Soeur cadette

Elle a épousé son premier mec (pour autant que je sache).
J’en suis à quelques dizaines de partenaires, tous sexes confondus, et actuellement célibataire sans aucune intention de me remarier, ni même de faire adresse commune avec quelqu’un.

Elle a deux enfants et en fera peut-être un troisième si mon beau-frère sait se montrer convaincant (il a intérêt: je veux une nièce!).
Je fais un rejet absolu de la maternité.

Elle est responsable du service d’analyse financière dans une boîte américaine qui fabrique de l’électronique de pointe, et où elle se tape régulièrement des semaines de 60-70 heures.
Je bosse en free-lance comme traductrice de romans fantastiques, et dès que je dépasse les 30 heures par semaine, je hurle à l’esclavage.

Elle habite une grande maison familiale à la campagne.
J’habite un appartement de poupée, une bonbonnière pour fille célibataire.

Elle conduit une Passat noire légèrement moins grande que le Titanic.
J’ai une Twingo vert chelou qui prend à peine une demi place de parking.

Elle a un chien – un vieux berger allemand.
J’ai deux chattes – des Sacrées de Birmanie.

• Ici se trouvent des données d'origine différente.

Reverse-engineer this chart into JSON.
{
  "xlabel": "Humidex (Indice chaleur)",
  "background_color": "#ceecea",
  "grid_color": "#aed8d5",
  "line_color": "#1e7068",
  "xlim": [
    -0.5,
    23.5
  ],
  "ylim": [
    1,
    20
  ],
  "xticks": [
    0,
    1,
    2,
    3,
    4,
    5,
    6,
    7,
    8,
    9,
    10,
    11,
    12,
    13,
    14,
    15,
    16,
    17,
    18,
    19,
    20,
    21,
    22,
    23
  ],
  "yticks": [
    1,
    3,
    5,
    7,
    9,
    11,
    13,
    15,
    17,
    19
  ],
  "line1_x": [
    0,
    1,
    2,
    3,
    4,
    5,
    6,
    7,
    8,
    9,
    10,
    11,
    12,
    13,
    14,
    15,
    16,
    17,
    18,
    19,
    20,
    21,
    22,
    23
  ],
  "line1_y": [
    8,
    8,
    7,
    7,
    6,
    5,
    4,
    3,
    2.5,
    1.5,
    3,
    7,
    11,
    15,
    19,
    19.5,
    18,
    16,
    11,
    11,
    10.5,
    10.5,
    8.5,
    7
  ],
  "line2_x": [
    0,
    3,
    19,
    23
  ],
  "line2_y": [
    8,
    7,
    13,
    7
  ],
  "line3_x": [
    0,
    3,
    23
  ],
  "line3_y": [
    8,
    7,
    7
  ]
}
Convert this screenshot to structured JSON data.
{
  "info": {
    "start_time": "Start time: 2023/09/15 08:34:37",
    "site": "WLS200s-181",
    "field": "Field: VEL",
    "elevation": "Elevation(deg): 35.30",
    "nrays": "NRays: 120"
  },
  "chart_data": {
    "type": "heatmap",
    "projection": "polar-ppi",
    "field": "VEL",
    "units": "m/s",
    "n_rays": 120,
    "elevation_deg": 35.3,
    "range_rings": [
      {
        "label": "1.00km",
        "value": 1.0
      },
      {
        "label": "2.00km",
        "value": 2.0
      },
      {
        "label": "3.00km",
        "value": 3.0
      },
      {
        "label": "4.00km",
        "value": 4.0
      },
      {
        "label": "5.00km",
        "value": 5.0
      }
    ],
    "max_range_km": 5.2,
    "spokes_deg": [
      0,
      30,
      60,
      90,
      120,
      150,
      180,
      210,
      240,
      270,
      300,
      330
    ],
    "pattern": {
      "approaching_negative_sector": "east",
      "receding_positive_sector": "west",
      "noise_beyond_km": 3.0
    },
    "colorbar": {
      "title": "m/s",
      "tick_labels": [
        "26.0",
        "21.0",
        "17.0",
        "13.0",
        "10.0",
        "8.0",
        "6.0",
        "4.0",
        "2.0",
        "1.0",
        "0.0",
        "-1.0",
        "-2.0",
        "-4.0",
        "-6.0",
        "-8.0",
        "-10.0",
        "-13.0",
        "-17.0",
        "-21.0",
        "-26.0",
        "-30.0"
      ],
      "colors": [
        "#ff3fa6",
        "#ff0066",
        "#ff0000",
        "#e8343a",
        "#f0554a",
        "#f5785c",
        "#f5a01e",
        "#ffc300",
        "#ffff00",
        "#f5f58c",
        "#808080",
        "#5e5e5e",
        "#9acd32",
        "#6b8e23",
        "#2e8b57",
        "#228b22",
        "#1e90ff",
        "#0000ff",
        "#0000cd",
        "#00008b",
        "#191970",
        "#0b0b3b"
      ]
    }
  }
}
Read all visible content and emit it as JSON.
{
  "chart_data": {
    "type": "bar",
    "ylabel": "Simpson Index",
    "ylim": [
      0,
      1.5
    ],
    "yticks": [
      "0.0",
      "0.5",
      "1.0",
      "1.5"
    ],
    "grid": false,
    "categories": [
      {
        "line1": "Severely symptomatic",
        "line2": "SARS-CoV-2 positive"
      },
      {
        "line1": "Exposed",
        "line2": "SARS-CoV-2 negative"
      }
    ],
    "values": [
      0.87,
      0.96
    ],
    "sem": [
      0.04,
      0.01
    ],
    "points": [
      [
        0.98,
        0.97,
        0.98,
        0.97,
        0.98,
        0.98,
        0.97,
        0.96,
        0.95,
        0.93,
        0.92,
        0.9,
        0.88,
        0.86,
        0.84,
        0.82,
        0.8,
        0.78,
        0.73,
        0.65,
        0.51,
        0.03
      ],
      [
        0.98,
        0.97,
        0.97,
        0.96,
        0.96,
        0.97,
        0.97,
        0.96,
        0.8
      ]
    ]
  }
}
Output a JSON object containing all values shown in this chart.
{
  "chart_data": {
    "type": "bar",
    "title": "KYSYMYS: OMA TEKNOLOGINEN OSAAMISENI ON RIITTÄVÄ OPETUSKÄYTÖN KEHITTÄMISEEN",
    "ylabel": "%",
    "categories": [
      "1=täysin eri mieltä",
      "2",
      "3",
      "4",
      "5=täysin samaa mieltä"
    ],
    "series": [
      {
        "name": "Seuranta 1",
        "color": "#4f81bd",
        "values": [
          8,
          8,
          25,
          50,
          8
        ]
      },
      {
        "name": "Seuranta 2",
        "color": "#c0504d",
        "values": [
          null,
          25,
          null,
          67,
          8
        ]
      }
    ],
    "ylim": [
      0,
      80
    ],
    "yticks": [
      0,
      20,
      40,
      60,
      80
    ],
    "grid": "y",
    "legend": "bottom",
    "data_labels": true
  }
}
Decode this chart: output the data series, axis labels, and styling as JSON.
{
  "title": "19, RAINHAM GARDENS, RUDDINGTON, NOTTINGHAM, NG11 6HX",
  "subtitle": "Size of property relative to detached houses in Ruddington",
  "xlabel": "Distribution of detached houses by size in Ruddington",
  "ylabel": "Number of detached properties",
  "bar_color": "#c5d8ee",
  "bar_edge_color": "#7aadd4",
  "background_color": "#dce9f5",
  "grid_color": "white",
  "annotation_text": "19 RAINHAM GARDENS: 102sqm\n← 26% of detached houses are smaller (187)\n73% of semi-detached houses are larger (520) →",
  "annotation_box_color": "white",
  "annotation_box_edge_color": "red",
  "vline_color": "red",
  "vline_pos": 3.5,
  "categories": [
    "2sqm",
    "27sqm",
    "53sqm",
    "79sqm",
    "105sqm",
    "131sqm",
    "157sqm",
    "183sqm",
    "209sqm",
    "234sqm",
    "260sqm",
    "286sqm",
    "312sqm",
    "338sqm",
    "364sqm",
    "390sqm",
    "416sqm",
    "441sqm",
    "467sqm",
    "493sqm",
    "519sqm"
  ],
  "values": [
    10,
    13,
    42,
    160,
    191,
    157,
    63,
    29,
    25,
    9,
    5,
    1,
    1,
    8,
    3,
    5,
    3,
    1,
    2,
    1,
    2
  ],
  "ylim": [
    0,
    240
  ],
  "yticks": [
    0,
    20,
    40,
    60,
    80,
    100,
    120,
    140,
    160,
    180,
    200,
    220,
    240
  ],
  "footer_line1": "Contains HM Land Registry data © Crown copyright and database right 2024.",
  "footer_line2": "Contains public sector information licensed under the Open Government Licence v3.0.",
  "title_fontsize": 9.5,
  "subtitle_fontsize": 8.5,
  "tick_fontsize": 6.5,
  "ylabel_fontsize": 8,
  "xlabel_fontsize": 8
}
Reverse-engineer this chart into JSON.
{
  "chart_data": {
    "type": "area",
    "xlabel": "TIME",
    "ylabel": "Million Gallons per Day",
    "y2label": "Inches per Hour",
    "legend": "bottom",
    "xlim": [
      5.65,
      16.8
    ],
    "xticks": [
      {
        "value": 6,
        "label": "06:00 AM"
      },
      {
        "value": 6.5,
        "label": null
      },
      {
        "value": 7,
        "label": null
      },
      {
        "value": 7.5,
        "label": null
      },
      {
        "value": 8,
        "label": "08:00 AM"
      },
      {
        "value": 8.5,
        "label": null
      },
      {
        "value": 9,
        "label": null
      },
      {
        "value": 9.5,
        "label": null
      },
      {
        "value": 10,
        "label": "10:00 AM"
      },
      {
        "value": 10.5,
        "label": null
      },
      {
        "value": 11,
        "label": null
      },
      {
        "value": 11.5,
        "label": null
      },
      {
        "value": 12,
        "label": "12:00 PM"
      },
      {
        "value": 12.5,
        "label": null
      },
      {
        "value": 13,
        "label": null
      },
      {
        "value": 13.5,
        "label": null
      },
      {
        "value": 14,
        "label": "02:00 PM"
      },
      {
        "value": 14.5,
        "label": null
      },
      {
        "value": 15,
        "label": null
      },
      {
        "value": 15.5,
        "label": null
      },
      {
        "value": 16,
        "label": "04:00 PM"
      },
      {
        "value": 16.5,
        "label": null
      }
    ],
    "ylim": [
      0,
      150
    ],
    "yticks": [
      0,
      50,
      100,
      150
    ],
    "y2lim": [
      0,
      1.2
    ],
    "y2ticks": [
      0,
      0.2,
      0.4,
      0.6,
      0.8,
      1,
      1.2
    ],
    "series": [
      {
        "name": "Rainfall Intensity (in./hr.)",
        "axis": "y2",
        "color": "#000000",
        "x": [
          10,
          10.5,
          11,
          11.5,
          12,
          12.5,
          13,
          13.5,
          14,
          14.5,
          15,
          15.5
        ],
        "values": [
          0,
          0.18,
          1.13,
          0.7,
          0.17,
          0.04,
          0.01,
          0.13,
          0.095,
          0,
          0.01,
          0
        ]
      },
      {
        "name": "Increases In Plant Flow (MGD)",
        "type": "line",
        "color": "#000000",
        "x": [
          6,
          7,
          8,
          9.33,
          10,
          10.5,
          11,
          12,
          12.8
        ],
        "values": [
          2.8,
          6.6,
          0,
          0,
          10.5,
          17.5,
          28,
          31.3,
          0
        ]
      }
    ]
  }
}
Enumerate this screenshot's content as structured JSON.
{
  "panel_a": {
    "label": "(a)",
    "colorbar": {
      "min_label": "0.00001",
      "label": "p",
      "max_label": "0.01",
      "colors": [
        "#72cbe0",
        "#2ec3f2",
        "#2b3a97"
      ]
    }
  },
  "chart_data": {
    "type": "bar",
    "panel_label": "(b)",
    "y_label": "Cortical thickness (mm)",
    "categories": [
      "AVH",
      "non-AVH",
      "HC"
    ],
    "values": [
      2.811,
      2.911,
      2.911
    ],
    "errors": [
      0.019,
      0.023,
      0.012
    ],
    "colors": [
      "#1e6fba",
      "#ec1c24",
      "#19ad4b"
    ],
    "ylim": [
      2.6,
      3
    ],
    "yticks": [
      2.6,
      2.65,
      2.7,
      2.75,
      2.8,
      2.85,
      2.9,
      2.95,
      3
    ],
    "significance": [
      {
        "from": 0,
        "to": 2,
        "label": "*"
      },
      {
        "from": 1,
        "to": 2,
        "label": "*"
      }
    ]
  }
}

Dans sa garde-robe, il y a du noir, du beige, du blanc, du marron, du gris, du bleu marine et un peu de bleu clair pour la couleur, plus des chaussures plates qui vont avec tout.
Dans ma garde-robe, il y a du rouge, du fuchsia, du turquoise, de l’orange et trois catégories de pompes: bout pointu/talons vertigineux, ballerines de gamine, Doc Martens dans toutes les teintes de l’arc-en-ciel.

Elle trouve le body art débile et racoleur.
J’ai deux tatouages et bientôt un piercing à la figure.

Pourtant, nous avons été élevées peu ou prou de la même façon.
Pourtant, nos voix sont si semblables que les gens nous confondent au téléphone.
Pourtant, nous avons les mêmes mimiques, les mêmes expressions, la même façon de nous emporter pour ce qui nous importe.

Je l’aurais volontiers étripée à mains nues quand nous étions ados. Aujourd’hui, je l’aime tellement que quand elle avait des difficultés à tomber enceinte de son premier enfant, j’ai envisagé, si cela s’avérait la seule solution, de porter un bébé pour elle – moi qui ai une sainte phobie de la grossesse et de l’accouchement.

Je la regarde sur son canapé, en train de bercer son fils de trois semaines. Je la trouve drôlement belle. Je suis fière que le même sang coule dans nos veines.